Background The long-term stability of the breast shape, once it is achieved, should be included among the principal concerns of aesthetic mammaplasty. This goal presents a particular challenge to the surgeon treating a patient who is concerned with breast lift but also wants to preserve or even increase cup size. Objective This report details the use of a lower myofascial supportive flap (MFF) to prevent secondary breast ptosis in various clinical situations. Methods The conceptual approach was to use the MFF to reconstruct or make up for deficiencies of the superficial fascial system collagen network, which in this surgeon's view plays a key role in determining breast position and shape.
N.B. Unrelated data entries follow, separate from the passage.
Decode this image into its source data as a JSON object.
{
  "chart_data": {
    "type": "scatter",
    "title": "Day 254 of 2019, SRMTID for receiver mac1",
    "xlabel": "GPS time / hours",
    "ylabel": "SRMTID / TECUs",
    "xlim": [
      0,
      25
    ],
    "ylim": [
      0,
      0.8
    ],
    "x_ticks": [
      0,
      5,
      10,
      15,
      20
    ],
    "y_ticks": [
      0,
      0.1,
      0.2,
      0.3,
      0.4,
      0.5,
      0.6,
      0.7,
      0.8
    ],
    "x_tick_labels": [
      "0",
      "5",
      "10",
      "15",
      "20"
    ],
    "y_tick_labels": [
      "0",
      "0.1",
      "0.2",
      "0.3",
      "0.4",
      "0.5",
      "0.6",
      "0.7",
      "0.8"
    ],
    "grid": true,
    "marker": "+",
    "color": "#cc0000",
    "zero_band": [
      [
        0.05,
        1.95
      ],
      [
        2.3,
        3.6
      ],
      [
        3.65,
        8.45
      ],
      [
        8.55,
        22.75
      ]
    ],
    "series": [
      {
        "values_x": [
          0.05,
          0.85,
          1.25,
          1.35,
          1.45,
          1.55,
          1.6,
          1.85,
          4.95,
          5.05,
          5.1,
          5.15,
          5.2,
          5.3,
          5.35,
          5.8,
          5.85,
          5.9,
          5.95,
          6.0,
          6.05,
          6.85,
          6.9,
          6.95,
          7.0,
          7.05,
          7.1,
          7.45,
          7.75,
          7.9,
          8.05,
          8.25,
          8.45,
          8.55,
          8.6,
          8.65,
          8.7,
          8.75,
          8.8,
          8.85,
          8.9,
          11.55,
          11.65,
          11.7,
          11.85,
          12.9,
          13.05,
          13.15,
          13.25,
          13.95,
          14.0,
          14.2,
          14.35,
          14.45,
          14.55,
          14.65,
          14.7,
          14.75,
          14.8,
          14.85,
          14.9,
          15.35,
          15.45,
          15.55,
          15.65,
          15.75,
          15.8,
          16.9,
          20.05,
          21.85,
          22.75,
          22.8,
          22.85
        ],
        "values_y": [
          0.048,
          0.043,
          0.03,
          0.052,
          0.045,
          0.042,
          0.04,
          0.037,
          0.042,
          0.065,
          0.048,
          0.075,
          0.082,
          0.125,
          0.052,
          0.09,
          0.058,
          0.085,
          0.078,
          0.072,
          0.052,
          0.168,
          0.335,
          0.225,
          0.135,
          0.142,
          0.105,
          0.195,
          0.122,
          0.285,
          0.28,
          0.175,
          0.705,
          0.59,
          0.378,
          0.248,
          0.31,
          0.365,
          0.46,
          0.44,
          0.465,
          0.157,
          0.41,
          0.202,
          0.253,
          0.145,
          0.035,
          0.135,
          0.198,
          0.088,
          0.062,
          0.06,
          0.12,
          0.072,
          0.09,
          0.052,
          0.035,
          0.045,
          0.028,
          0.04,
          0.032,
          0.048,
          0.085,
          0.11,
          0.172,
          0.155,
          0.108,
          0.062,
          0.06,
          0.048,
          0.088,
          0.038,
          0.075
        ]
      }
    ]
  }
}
The MFF flap was raised in the region of the pectoralis major and adjacent muscles based at the inframammary fold (IMF) level and sutured near the lower areola border, with the goal of recreating the IMF, stabilizing the nipple-fold distance, and providing long-term support to counteract the effects of gravity through the creation of a “balcony” flap within which the lower breast pole rests. The procedure was performed in various clinical situations, including primary mastopexy, secondary mastopexy to correct for “bottoming out” after previous surgery, mastopexy with augmentation, implant exchange plus mastopexy, and simple primary augmentation. Results The use of the MFF provided an aesthetic breast shape while maintaining upper-pole fullness. Morbidity was highest among patients who underwent primary or secondary mastopexy and lowest among those who underwent simple primary augmentation. However, in the latter group, morbidity was notably higher than in patients who underwent simple primary augmentation without the use of the MFF. Conclusions The MFF technique can provide better long-standing breast support than other procedures aimed at preventing or minimizing secondary breast ptosis. It is indicated most clearly for patients who are unwilling to give up breast volume for improved breast shape and who are unhappy with the results of previous standard mastopexy or augmentation. It is less useful in patients undergoing primary breast lift. Limitations include increased duration of surgery and increased trauma.